In one case we have members of the public who have passed a driving test. In the other, we have the foremost experts in the field, using the latest theories of risk, working with millions of dollars of modelling and statistical equipment, with their jobs on the line. For what good reason would a single one of them look at the reserve rate and say "Although the government doesn't claim that this is a safe rate for banks to operate at, but instead sets it completely arbitrarily, and admits to the fact that it's totally arbitrary, and has not changed this rate in several decades because it is an obsolete tool of monetary policy, I am nevertheless going to take it to 'suggest' a safe level of reserves, totally ignore all of my models and education, and just pick that number on a completely irrational basis."

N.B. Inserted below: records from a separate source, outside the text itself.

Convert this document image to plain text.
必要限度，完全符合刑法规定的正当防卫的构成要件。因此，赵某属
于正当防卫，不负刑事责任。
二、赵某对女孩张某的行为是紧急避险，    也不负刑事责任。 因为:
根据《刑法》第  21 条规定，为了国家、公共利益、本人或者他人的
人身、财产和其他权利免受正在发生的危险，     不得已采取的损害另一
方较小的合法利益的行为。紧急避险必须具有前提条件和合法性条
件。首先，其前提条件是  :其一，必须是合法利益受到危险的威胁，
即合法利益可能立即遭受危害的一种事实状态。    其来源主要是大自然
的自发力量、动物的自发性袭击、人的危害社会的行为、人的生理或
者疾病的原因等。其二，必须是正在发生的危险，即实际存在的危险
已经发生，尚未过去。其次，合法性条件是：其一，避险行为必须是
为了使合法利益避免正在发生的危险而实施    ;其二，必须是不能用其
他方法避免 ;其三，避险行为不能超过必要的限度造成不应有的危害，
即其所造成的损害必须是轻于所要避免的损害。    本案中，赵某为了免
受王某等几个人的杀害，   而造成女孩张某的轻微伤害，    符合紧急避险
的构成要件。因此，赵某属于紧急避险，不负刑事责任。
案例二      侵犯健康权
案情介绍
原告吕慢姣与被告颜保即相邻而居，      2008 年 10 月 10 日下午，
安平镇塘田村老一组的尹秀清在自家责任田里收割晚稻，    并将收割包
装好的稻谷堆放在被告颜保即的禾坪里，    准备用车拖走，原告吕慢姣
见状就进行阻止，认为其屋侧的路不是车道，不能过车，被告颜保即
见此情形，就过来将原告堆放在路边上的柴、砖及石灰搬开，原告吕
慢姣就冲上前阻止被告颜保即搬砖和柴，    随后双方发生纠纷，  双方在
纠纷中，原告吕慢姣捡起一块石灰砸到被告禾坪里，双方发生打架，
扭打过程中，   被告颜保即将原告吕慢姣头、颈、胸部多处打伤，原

Not at all. There are experts who decide what the posted speed limit should be on all roads.


That just makes my point even better. Experts set safe speed limits for non-experts to follow. Minimum reserves are set arbitrarily and experts that decide actual reserve levels will not pay them any attention.


regulation leads to people suspending critical judgement about risks.

We have a name for that.

http://en.wikipedia.org/wiki/Risk_compensation

risk compensation is an effect whereby individual people may tend to adjust their behaviour in response to perceived changes in risk. It is seen as self-evident that individuals will tend to behave in a more cautious manner if their perception of risk or danger increases. Another way of stating this is that individuals will behave less cautiously in situations where they feel "safer" or more protected.


Thanks for the link. I thought I'd invented it :)


Risk compensation is also called "moral hazzard": http://www.econlib.org/library/Enc/bios/Mirrlees.html

Mirrlees also did highly theoretical work on another incentive problem: “moral hazard.” As is well known to those who study insurance, insurance coverage gives the beneficiary an incentive to take more risks than would be optimal. This is called “moral hazard.” Mirrlees’s insight, based on a complex mathematical model, is that the problem can be solved with an optimal combination of carrots and sticks. Insurance payments are essentially a carrot. But “sticks” could be designed also, so that an insured person who takes risks pays a penalty for doing so. With this combination of carrots and sticks, the insured person acts almost as if he is uninsured, and the insurer acts almost as if he were the insured.